Anak-anakku, kalian berada di pondok ini selama empat tahun, atau ada yang enam tahun. Masa itu sangat panjang untuk mewarnai garis hidupmu. Selama masa itu kalian taat terhadap disiplin yang sangat ketat, kalian digembleng dengan sistem belajar yang sangat berat. Namun kalian tekun menuntut ilmu pengetahuan, patuh pada guru, taat kepada peraturan dan sunah-sunah pondok, bahkan kalian pun ikut berperan aktif di pondok ini dengan penuh keikhlasan menjadi pengurus pondok, membimbing adik-adikmu dengan niat ibadah kepada Allah. Itulah modal besarmu. Modal yang kamu miliki untuk perjuangan kalian di masa yang akan datang.

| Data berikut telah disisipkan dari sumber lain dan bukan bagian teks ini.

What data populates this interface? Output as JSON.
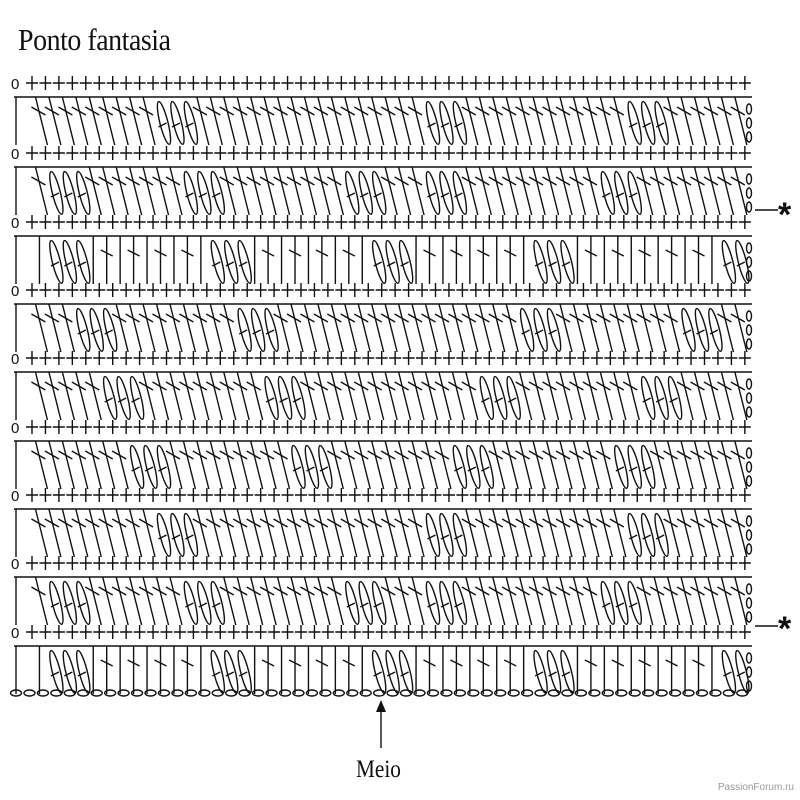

Oleh sebab itu, sekali lagi saya sebagai kyaimu menekankan, kembangkan terus! Yakinlah seyakin-yakinnya bahwa sukses perjuanganmu sangat tergantung kepada ketabahanmu, kesungguhanmu, ketaatanmu dan pengorbananmu.
Berakit-rakit ke hulu, Berenang-renang ke tepian
Bersakit-sakit dahuluBersenang-senang kemudian

Anak-anakku sekalian yang saya cintai,
Tidak semua kawan–kawanmu dahulu sampai ke batas. Beratus kawanmu dahulu di kelas satu, mereka tidak mampu ke batas seperti kalian. Saya sebagai pemimpin pondok menghargai mereka, tetapi saya lebih menghargai kalian karena sampai ke batas akhir. Oleh sebab itu saya tekankan bahwa kalian anak-anakku yang berharga maka hargailah dirimu. Menghargai diri berarti mampu meletakan dirimu di tempat terhormat. Tidak mengotori dirimu dengan sesuatu yang rendah dan tidak berguna.

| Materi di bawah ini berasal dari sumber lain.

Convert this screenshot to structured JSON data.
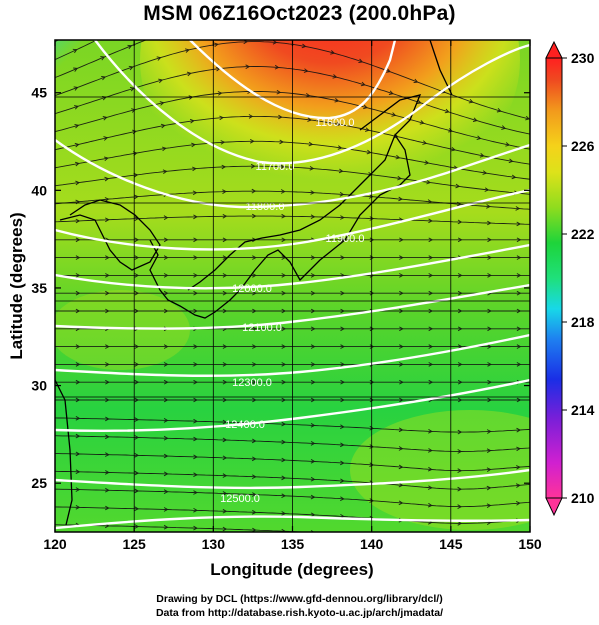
{
  "title": "MSM 06Z16Oct2023 (200.0hPa)",
  "credits": {
    "line1": "Drawing by DCL (https://www.gfd-dennou.org/library/dcl/)",
    "line2": "Data from http://database.rish.kyoto-u.ac.jp/arch/jmadata/"
  },
  "map": {
    "xlabel": "Longitude (degrees)",
    "ylabel": "Latitude  (degrees)",
    "xlim": [
      120,
      150
    ],
    "ylim": [
      22.5,
      47.7
    ],
    "xticks": [
      "120",
      "125",
      "130",
      "135",
      "140",
      "145",
      "150"
    ],
    "yticks": [
      "25",
      "30",
      "35",
      "40",
      "45"
    ]
  },
  "colorbar": {
    "min": 210,
    "max": 230,
    "tick_labels": [
      "230",
      "226",
      "222",
      "218",
      "214",
      "210"
    ],
    "colors": [
      "#ff3399",
      "#d020d0",
      "#7a1fd8",
      "#1a2ee6",
      "#1e7ff0",
      "#18d8e8",
      "#1fe07a",
      "#1ed43a",
      "#8fdc1e",
      "#dde21a",
      "#f5d21a",
      "#f29a1c",
      "#ef4a20",
      "#ff2020"
    ]
  },
  "contours": [
    {
      "label": "11600.0",
      "value": 11600
    },
    {
      "label": "11700.0",
      "value": 11700
    },
    {
      "label": "11800.0",
      "value": 11800
    },
    {
      "label": "11900.0",
      "value": 11900
    },
    {
      "label": "12000.0",
      "value": 12000
    },
    {
      "label": "12100.0",
      "value": 12100
    },
    {
      "label": "12200.0",
      "value": 12200
    },
    {
      "label": "12300.0",
      "value": 12300
    },
    {
      "label": "12400.0",
      "value": 12400
    },
    {
      "label": "12500.0",
      "value": 12500
    }
  ],
  "field": "temperature shading (K), geopotential height contours (m), wind streamlines"
}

Dalam hal ini, pandai-pandailah menilai dalam kehidupan yang global ini. Jangan kalian sampai tertipu oleh gemerlapnya dunia ! Belum tentu orang yang menaiki dan mengendarai Mercedes Benz yang mengkilap itu terhormat. Tetapi, kalian tidak hina seseorang yang hanya mengendarai sepeda butut yang dibelakangnya ada karung goni kalau yang dibawa itu halal dan berguna. Oleh sebab itu, pergunakanlah diri pribadimu untuk maksud-maksud yang terhormat, suci, berharga dan bermanfaat di masyarakat kelak. Dengan sikapmu yang demikian itu, tanpa kamu minta kamu akan dihargai oleh masyarakat. Mereka akan menghargai pribadimu. Tetapi saya wanti-wanti, jangan minta dihargai di masyarakat dengan jual tampangmu, sombongmu, jual mahalmu. Jangan diharap kamu mendapatkan penghargaan di masyarakat, bahkan sebaliknya hanya cela, cemooh yang kamu dapat.

Ingat anak-anakku ! Nilai ijazah yang hakiki adalah penghargaan masyarakatmu terhadap jasamu. Adapun yang saya berikan tadi yang berupa kertas tidak akan ada artinya sama sekali kalau kamu tidak bisa berjasa di masyarakat. Bahkan dengan sikapmu yang sombong, akhlakmu yang jatuh, ijazah yang diberikan tidak manfaat, tetapi bahkan ternoda oleh kelakuanmu dan kepribadianmu. Oleh sebab itu, pandai-pandailah anakku menjaga diri di masyarakat.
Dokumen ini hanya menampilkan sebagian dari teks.